Admiral Philip Davidson, the commander of US Indo-Pacific Command, declined to quantify the increased activity - nor would he say whether the number of US freedom of navigation patrols would increase or remain stable.
He did, however, underscore the American resolve to remain engaged, describing the US as an "enduring Pacific power."
"It's building, it's not reducing in any sense of the word," Adm Davidson told reporters on Thursday (March 7) in Singapore when asked about China's military activities in the South China Sea.
"There has been more activity with ships, fighters and bombers over the last year than in previous years, absolutely.

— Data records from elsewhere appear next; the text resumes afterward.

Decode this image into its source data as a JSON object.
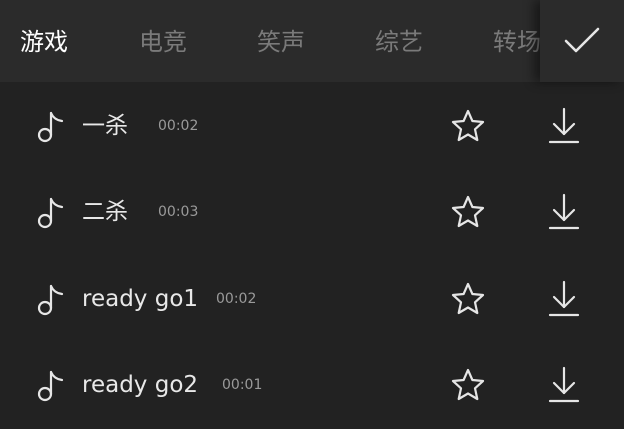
{
  "tabs": [
    {
      "label": "游戏",
      "active": true
    },
    {
      "label": "电竞",
      "active": false
    },
    {
      "label": "笑声",
      "active": false
    },
    {
      "label": "综艺",
      "active": false
    },
    {
      "label": "转场",
      "active": false
    }
  ],
  "confirm_icon": "checkmark-icon",
  "sounds": [
    {
      "name": "一杀",
      "duration": "00:02"
    },
    {
      "name": "二杀",
      "duration": "00:03"
    },
    {
      "name": "ready go1",
      "duration": "00:02"
    },
    {
      "name": "ready go2",
      "duration": "00:01"
    }
  ],
  "icons": {
    "sound": "music-note-icon",
    "favorite": "star-icon",
    "download": "download-icon"
  },
  "colors": {
    "background": "#222222",
    "header": "#2b2b2b",
    "active_tab": "#ffffff",
    "inactive_tab": "#7a7a7a"
  }
}
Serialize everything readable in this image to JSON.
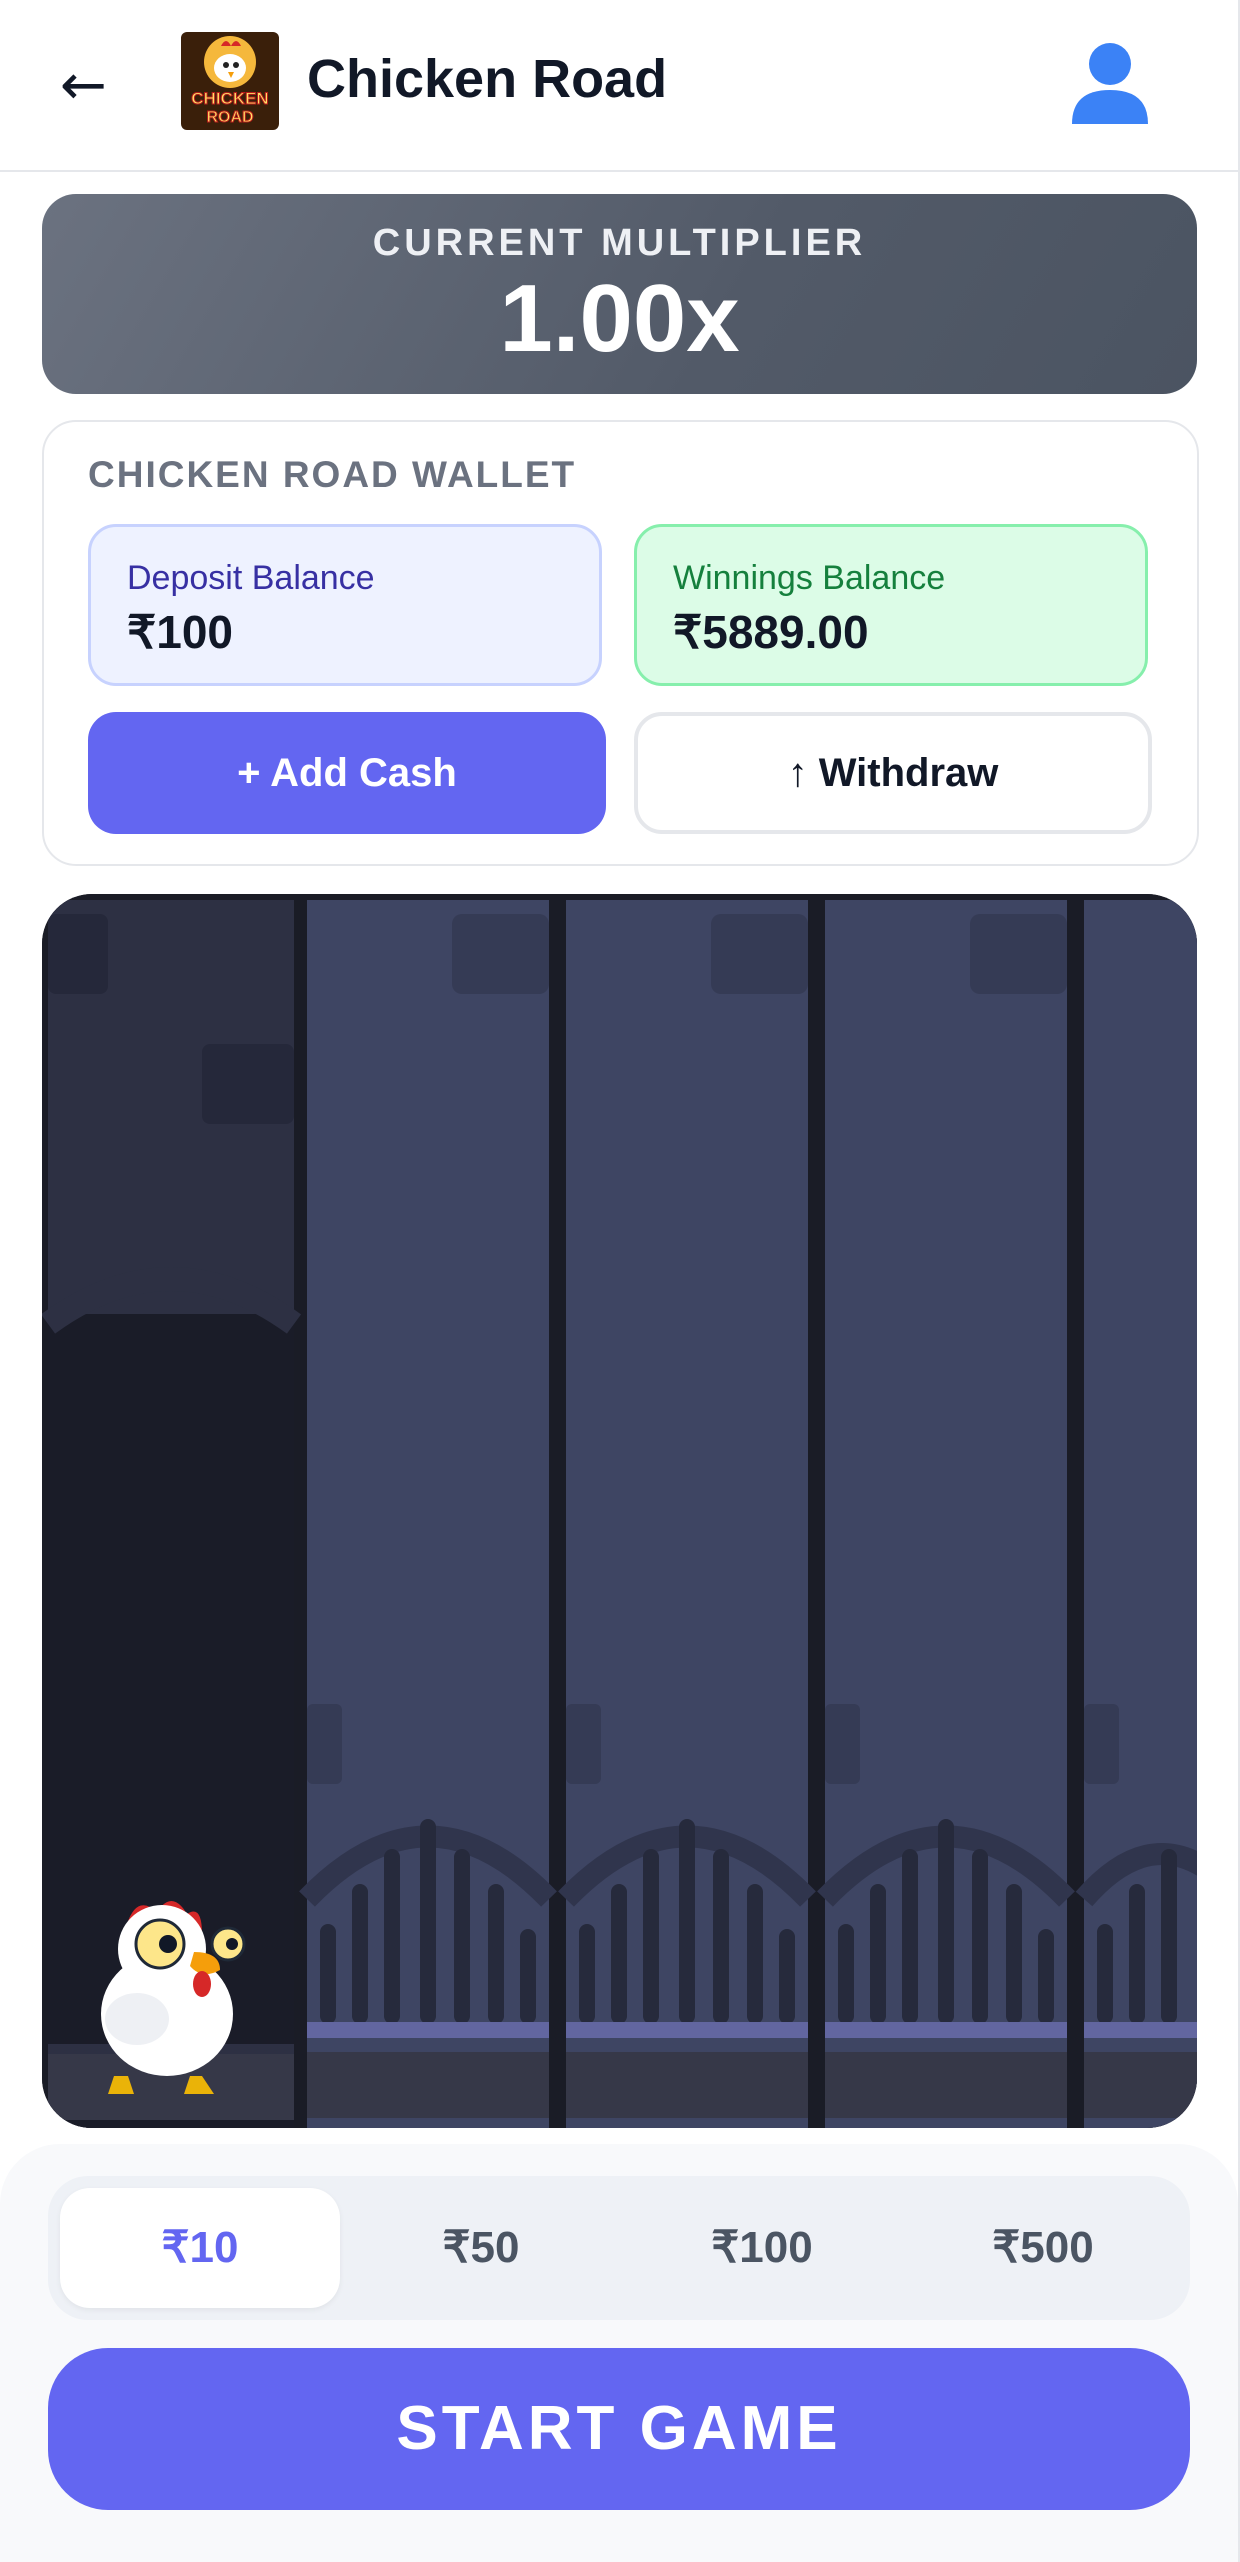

"It's a hazard to trade flows, the commercial activity, the financial information that flows on cables under the South China Sea, writ large,"he added.
Adm Davidson's comments are the latest from a senior US official seeking to reassure allies in Southeast Asia of the American commitment to what Washington refers to as the Indo-Pacific region.
US Secretary of State Michael Pompeo last week in Manila assured the Philippines that a defence treaty would apply if its vessels or planes are attacked in the South China Sea.
That reassurance hasn't stemmed all concerns, however.
Top Philippine officials have clashed over whether the mutual defence pact with the US needs to be changed.
While Foreign Secretary Teodoro Locsin has said the 1951 accord should stay the same, Defence Secretary Delfin Lorenzana wants it reviewed, even after Mr Pompeo's assurances.
The US hasn't stopped Chinese "aggressive actions" so far, Mr Lorenzana noted in a statement earlier this week, while warning that vagueness in the document could cause "chaos during a crisis" and that the Philippines didn't want to be dragged into a shooting war it didn't start.
China has targeted a 7.5 per cent increase in defence spending in 2019, a slowdown from last year's projected 8.1 per cent increase though still seen as consistent with President Xi Jinping's plans to grow and advance the military.
Adm Davidson said he sees no sign of a slowdown in China's defence capabilities, despite the reduced growth trajectory. More spending, he said, was still an increase.